Sejak kejadian, La Ruji dan lima kepala keluarga lainnya memilih menjauh dari rumah dan tidak mau balik untuk sementara. Pasalnya, setiap kali kendaraan roda empat melintasi jalan di samping rumah mereka, dinding rumah mengeluarkan bunyi yang terdengar horor di telinga.
"Rumah kaya mau runtuh dalam tanah," ujar La Ruji.
Mengungsi di Balai Desa
Sejak Minggu, 25 Maret 2018, warga yang rumahnya terkena longsor mengungsi ke rumah keluarga terdekat. Beberapa lainnya membangun tenda di balai desa.
"Sebagian tidak memiliki keluarga di wilayah ini, jadi tinggalnya di dalam tenda yang dibantu pemerintah," ujar Camat Watopute, Ali Fakara.

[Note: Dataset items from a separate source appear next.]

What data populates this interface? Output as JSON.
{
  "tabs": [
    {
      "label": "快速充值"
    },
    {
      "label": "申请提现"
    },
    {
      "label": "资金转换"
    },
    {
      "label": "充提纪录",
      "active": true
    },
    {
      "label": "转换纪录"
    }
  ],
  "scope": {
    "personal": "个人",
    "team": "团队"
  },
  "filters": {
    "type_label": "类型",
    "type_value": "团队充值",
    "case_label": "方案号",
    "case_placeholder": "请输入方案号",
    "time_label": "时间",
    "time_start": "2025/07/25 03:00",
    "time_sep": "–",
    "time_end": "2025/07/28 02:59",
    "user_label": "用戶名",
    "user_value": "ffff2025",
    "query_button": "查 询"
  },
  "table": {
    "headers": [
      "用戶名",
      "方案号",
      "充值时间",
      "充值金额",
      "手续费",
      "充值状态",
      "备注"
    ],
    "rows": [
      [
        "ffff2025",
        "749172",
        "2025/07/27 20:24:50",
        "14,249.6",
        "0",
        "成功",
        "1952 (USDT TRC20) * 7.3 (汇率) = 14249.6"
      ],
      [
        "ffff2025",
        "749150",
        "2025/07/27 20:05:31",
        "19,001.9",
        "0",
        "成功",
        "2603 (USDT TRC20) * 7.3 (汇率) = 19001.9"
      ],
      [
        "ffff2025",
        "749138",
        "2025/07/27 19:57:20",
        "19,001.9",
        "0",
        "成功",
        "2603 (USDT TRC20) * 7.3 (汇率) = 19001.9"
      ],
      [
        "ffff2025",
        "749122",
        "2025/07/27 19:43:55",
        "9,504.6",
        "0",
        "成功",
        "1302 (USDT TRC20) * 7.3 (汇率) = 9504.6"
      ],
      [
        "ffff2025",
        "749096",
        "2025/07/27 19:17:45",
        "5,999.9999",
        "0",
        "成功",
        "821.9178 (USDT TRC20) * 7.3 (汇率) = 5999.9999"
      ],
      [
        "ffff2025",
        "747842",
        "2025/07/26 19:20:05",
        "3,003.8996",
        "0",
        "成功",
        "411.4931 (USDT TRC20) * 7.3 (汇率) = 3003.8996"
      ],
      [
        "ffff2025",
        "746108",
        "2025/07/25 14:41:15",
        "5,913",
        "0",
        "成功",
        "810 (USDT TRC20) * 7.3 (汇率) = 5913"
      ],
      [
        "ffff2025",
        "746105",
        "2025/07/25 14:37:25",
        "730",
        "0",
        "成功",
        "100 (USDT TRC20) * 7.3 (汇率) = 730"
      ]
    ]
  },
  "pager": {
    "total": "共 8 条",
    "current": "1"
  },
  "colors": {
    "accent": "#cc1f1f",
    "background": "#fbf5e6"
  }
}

Ada tiga kepala keluarga membangun tenda di Balai Desa Bangkali. Belasan anggota keluarga tinggal di dalam tenda sederhana yang berisi perabotan rumah yang ikut diungsikan.
Ali mengaku masih mendata warga dan kerugian yang dialami. Selanjutnya, Rabu (28/3/2018), Dinas Sosial akan membawa logistik yang diperlukan warga.
"Sudah ditimbun sementara oleh pemerintah Kabupaten Muna, perhatian pemerintah untuk sementara sudah cukup, rumah warga diusahakan ditimbun batu dan tanah," ujar Camat Watopute.
Warga korban longsoran, La Ruji berharap rumah yang ditempatinya bisa segera direhabilitasi pemerintah daerah. Pemilik rumah yang berada tepat di depan jalan poros itu rata-rata merugi hingga ratusan juta. Pasalnya, selain menjadi tempat tinggal, juga ada dipakai menjadi kios dan toko barang aluminium.